16. Filing a Complaint with a Regulatory Authority

If you believe that we have not adequately addressed your privacy concerns, you have the right to file a complaint with the appropriate regulatory authority. In the United States, privacy complaints may be directed to:

16.1 Federal Trade Commission (FTC)

The Federal Trade Commission is the primary federal agency responsible for consumer protection and privacy enforcement in the United States. If you believe we have engaged in unfair or deceptive practices, you may file a complaint with the FTC.

Website: reportfraud.ftc.gov
Phone: 1-877-FTC-HELP (1-877-382-4357)
Address: Federal Trade Commission, 600 Pennsylvania Avenue NW, Washington, DC 20580

16.2 California Residents — California Privacy Protection Agency (CPPA)

If you are a California resident and believe your CCPA/CPRA rights have been violated, you may file a complaint with the California Privacy Protection Agency:

Website: cppa.ca.gov
Address: California Privacy Protection Agency, 2101 Arena Boulevard, Sacramento, CA 95834

16.3 State Attorney General Offices

Many U.S. states have their own consumer protection and privacy enforcement mechanisms. You may also file a complaint with the Attorney General's office in your state of residence. Most state AG offices maintain consumer protection divisions that handle privacy-related complaints.

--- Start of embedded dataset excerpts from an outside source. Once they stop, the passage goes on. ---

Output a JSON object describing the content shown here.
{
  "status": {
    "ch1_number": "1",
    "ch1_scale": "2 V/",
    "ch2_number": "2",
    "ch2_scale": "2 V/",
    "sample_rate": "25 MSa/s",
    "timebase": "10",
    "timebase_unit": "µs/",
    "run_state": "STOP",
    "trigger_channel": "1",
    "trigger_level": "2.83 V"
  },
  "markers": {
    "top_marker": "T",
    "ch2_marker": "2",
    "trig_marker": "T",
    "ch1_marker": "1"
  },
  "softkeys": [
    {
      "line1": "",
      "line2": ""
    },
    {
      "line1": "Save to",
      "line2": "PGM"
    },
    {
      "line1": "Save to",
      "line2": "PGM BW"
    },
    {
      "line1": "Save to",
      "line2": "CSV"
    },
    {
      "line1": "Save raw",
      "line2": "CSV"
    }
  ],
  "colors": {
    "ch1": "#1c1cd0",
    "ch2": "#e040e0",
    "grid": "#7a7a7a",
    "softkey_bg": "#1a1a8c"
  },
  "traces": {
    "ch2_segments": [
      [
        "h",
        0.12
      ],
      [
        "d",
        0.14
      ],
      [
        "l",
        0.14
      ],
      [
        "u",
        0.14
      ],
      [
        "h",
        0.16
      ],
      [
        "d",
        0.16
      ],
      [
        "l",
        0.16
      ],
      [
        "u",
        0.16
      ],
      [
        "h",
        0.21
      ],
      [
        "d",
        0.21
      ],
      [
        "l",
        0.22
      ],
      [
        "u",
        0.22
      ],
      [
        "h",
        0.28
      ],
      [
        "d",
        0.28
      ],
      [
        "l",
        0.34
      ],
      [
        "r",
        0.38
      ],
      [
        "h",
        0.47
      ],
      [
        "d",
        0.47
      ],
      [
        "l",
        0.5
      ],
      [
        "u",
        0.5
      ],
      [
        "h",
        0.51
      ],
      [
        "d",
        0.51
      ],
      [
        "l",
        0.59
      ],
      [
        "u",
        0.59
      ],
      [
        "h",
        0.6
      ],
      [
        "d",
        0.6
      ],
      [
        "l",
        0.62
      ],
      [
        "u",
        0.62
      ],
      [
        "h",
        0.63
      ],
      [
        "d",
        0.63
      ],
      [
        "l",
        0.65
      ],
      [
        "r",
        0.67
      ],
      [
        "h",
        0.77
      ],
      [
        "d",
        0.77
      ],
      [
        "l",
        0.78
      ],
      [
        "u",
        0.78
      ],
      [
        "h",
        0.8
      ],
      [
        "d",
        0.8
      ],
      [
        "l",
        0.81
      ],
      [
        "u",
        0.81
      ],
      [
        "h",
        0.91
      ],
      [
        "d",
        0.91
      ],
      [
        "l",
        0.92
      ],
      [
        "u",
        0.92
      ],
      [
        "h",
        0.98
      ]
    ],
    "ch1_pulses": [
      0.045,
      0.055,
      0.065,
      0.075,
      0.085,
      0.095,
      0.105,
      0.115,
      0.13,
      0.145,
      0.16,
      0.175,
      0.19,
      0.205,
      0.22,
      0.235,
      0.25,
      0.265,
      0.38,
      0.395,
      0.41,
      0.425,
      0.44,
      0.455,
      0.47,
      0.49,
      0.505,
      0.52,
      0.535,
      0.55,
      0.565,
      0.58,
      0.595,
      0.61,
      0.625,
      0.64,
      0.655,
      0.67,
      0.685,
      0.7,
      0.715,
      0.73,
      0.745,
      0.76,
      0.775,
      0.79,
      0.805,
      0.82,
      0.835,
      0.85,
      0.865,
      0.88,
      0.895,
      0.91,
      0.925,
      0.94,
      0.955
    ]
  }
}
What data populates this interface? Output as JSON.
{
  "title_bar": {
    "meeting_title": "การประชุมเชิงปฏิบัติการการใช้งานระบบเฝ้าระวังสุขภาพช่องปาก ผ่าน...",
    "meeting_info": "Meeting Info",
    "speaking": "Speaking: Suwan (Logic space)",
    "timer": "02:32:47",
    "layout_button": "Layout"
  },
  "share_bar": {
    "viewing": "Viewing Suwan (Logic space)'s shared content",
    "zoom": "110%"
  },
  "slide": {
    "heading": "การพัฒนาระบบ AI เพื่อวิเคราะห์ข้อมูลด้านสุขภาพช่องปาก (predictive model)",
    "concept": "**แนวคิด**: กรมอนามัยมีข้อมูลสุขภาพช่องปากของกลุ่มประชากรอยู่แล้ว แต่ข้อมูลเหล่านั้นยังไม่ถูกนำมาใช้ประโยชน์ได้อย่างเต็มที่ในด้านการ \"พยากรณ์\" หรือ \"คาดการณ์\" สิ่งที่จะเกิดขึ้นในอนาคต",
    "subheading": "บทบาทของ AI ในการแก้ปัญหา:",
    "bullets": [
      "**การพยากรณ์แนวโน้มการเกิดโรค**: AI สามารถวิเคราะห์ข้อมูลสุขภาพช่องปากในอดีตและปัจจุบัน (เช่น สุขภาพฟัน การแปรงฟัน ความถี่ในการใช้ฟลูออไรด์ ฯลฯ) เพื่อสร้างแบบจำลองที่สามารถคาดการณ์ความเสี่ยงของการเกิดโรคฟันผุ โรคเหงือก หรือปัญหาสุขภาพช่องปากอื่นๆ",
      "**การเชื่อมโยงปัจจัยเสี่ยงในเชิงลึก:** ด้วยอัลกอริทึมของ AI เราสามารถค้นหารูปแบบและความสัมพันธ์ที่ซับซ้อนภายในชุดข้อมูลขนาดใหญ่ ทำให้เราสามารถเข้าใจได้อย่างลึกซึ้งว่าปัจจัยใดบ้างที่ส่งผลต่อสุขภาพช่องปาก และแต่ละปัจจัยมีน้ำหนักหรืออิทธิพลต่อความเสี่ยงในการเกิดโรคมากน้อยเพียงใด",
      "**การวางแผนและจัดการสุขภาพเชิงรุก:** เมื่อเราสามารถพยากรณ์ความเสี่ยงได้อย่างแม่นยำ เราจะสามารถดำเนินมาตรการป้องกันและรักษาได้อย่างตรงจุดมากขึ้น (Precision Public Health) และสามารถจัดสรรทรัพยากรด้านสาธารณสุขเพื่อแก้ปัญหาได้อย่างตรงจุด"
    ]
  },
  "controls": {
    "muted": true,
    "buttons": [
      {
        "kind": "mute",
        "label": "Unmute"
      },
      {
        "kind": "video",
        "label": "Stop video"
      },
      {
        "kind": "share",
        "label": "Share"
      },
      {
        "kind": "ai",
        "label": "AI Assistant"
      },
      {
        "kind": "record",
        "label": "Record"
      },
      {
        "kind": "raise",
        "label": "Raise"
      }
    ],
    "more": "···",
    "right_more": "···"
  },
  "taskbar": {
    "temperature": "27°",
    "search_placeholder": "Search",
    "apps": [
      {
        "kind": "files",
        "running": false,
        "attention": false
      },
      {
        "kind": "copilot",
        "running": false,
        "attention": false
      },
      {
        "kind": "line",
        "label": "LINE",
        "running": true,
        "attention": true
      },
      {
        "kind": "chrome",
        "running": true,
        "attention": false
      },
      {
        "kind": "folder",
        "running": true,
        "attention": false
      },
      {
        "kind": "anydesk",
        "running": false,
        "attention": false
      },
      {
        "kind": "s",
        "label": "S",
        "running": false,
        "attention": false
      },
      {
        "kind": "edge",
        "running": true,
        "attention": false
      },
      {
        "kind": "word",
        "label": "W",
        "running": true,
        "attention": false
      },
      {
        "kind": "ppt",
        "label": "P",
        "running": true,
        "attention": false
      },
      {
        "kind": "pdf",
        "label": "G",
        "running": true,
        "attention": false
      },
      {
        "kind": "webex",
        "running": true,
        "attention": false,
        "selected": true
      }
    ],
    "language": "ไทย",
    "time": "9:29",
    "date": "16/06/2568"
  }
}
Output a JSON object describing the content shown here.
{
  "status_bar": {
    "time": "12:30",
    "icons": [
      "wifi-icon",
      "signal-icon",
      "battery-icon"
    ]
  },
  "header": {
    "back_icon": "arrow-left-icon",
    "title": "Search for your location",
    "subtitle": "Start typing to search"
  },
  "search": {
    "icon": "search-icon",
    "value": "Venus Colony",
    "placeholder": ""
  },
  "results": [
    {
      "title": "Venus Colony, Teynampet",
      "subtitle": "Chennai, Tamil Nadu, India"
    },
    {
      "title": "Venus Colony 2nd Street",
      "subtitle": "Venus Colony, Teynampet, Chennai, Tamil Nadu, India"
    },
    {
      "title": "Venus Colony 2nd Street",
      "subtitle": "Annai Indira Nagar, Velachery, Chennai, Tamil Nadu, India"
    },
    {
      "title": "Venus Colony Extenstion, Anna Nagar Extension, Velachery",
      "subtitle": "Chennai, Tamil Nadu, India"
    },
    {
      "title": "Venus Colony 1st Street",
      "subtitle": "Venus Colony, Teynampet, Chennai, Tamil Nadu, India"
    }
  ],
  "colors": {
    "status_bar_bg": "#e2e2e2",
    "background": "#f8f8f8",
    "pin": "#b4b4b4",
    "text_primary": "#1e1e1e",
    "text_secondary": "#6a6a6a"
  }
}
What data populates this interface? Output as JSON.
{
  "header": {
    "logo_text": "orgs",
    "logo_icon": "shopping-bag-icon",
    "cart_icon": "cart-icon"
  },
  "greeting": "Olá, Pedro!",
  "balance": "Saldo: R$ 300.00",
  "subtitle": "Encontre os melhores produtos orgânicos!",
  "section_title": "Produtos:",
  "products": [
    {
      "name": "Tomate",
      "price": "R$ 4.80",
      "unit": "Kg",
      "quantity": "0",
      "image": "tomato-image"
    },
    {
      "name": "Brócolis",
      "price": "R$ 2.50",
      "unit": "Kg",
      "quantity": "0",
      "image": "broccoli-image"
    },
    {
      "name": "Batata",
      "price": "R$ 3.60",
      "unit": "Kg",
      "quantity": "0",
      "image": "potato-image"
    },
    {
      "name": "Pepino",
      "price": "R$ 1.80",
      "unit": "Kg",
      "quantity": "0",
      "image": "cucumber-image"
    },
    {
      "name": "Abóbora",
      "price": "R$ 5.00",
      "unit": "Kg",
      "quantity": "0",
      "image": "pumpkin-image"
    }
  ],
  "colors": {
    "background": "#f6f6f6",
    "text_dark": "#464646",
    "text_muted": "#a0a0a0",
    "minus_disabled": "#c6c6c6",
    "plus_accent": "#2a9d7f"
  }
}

We encourage you to contact us directly before filing a regulatory complaint, as we are committed to resolving any issues you may have in a fair and timely manner. Please reach out to us at [email protected] and we will do our best to address your concerns.

Summary: At Cafe Rio, we value your trust and are dedicated to being transparent about how we collect, use, and protect your personal information. This Privacy Policy reflects our ongoing commitment to responsible data stewardship in accordance with United States federal and state privacy laws. Thank you for choosing Cafe Rio.

This Privacy Policy was last reviewed and updated on March 27, 2026. All previous versions of this policy are superseded by this document.